Functions
Use built-in functions for data manipulation and analysis to operate on the underlying database storing the chain data. These functions are useful for operations like DataChain.filter and DataChain.mutate.
Functions are organized by category and accessed through their respective modules. For example, string functions are accessed via func.string.length(), array functions via func.array.contains(), etc.
Global Function Access
Only a subset of functions are available directly from datachain.func (e.g., func.length).

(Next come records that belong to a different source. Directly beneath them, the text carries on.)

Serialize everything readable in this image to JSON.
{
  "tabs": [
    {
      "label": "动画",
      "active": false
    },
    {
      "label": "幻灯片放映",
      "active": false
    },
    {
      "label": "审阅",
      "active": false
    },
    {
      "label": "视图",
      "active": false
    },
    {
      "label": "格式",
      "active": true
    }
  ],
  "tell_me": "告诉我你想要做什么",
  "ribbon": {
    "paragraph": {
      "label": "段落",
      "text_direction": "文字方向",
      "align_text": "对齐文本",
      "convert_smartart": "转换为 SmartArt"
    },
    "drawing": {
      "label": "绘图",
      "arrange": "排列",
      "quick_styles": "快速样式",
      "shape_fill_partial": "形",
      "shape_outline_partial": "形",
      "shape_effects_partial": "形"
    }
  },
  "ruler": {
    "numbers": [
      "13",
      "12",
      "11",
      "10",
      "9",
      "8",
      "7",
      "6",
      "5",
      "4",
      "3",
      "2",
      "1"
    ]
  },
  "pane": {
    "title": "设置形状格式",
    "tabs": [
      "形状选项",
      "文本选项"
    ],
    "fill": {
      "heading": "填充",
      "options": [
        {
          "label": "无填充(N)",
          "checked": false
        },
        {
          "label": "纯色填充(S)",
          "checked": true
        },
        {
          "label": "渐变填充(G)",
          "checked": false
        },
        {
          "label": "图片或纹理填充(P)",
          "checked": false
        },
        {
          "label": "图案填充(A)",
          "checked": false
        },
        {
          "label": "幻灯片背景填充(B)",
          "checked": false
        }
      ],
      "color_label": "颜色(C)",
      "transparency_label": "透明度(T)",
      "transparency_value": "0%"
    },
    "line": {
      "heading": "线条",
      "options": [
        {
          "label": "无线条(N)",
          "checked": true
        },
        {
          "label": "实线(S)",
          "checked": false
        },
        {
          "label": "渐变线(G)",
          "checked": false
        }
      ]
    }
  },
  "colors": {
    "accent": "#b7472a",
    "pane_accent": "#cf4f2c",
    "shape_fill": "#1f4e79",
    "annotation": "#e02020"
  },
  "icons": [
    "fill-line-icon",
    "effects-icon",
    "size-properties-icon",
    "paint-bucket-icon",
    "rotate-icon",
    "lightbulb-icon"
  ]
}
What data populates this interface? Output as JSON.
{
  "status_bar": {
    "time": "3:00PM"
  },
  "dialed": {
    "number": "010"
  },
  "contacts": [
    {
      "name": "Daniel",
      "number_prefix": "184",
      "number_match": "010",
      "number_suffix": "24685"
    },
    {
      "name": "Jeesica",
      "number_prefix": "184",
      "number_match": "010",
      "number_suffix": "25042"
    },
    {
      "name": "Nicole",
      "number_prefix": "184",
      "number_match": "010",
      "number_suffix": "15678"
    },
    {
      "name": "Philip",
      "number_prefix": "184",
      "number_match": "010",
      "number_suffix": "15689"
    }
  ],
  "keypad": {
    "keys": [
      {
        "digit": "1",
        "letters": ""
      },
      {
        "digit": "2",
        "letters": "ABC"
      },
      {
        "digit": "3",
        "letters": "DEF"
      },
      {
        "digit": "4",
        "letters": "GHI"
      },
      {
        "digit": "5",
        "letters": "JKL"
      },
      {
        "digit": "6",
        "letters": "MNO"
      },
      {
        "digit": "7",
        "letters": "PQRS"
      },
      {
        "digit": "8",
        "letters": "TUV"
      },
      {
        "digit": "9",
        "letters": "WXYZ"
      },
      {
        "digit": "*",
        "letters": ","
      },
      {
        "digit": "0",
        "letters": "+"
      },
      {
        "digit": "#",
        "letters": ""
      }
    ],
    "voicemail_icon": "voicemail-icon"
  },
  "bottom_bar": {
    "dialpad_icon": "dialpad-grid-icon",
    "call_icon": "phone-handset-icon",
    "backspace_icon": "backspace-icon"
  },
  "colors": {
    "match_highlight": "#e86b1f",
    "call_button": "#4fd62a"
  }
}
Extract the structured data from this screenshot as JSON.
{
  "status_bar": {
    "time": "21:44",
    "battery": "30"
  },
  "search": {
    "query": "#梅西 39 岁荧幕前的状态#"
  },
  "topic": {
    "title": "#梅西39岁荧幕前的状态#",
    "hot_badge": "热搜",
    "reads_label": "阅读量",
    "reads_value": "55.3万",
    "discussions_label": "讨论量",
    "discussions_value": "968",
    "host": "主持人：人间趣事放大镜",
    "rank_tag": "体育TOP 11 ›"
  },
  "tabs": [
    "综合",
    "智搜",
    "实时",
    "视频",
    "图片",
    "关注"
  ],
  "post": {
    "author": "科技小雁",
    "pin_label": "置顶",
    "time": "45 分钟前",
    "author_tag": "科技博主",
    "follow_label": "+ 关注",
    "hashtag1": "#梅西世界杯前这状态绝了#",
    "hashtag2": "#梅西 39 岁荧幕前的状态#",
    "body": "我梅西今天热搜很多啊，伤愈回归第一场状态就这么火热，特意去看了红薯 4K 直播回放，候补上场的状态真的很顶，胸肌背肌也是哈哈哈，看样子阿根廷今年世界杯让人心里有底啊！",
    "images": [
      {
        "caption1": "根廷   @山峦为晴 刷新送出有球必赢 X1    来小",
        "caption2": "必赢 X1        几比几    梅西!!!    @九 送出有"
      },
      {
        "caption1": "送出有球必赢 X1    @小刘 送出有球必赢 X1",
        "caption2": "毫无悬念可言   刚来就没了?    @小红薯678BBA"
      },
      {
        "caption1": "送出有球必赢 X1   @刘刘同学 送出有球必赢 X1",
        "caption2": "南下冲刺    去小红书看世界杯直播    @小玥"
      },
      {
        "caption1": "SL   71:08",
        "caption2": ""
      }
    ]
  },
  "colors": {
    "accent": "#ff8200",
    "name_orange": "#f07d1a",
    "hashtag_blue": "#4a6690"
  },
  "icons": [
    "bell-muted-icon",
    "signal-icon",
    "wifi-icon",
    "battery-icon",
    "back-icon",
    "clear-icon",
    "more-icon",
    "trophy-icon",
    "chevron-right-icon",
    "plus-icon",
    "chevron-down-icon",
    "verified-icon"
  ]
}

Most functions should be accessed through their specific module namespace (e.g., func.string.length) to avoid naming conflicts.
Function Categories
DataChain provides several categories of functions for different types of operations:
- Aggregate Functions - Functions for aggregating data like 
sum,count,avg, etc. - Array Functions - Functions for working with arrays and lists
 - Conditional Functions - Functions for conditional logic like 
ifelse,case, etc. - Numeric Functions - Functions for numeric operations and computations
 - Path Functions - Functions for working with file paths
 - Random Functions - Functions for generating random values
 - String Functions - Functions for string manipulation and processing
 - Window Functions - Functions for window operations
 
Usage
from datachain.func import aggregate, array, conditional, numeric, path, random, string, window
# Access functions through their module namespaces
dc.mutate(
    text_length=string.length("text_column"),
    contains_item=array.contains("array_column", "value"),
    file_extension=path.file_ext("file_path")
)
# Some commonly used functions are also available directly
from datachain.func import sum, count, length, ifelse
dc.mutate(total=sum("amount"))